As citizens want to protect ourselves, our families, our identities, our businesses, our assets, and more, from the growing dangers in a world increasing its reliance on the internet.  Unfortunately, this motivation is shared by criminals wanting to evade capture by law enforcement.  Consequently, we have a privacy vs law enforcement debate as the tools used to service both are the same.

The troubling thing for privacy advocates is the general population is mostly ignorant or apathetic when it comes to valuing privacy (until something happens to them) and of course we all want criminals to be caught.  Therefore, whenever law enforcement executes a successful operation, such as Trojan Shield, they ensure widespread publicity follows.  This potentially leads to priming and conditioning of the general population to accept privacy erosion in the name of ‘catching the bad guys’.  This repeated over several years may lead to the dangerous concession by the general public of giving law enforcement a back door to encryption and thus weakening the whole concept in the process. 

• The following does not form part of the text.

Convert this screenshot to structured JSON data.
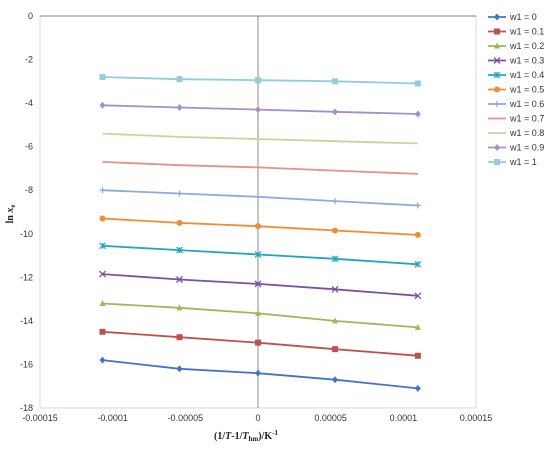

We tend not to devote too much time to this debate (per our Ethics Statement) except to draw attention to it in relevant articles such as this one and those we linked to in our introduction.  When defining our stance there needs to be a clear differentiation between protecting from bad actors and protecting the illegal activities of criminals.  As we just mentioned the tools used by both are often the same making the line nearly impossible to draw. 

Critically it’s pleasing that Trojan Shield didn’t rely on the weakening of encryption standards for success.  Aside from a unique intelligence alliance using a creative approach, the weak point was the blind trust the crooks gave to AN0M simply based on the aura around encryption.  The security credibility of a tool raises sharply when encryption is attached to it but only one anonymous blogger decided to do extra research under the surface.  This is similar to when a popular athlete endorses a pair of shoes or sports energy bar – it gives that product credibility, but usually people won’t run out and buy it without doing further investigation.  Well in this case, that is exactly what happened.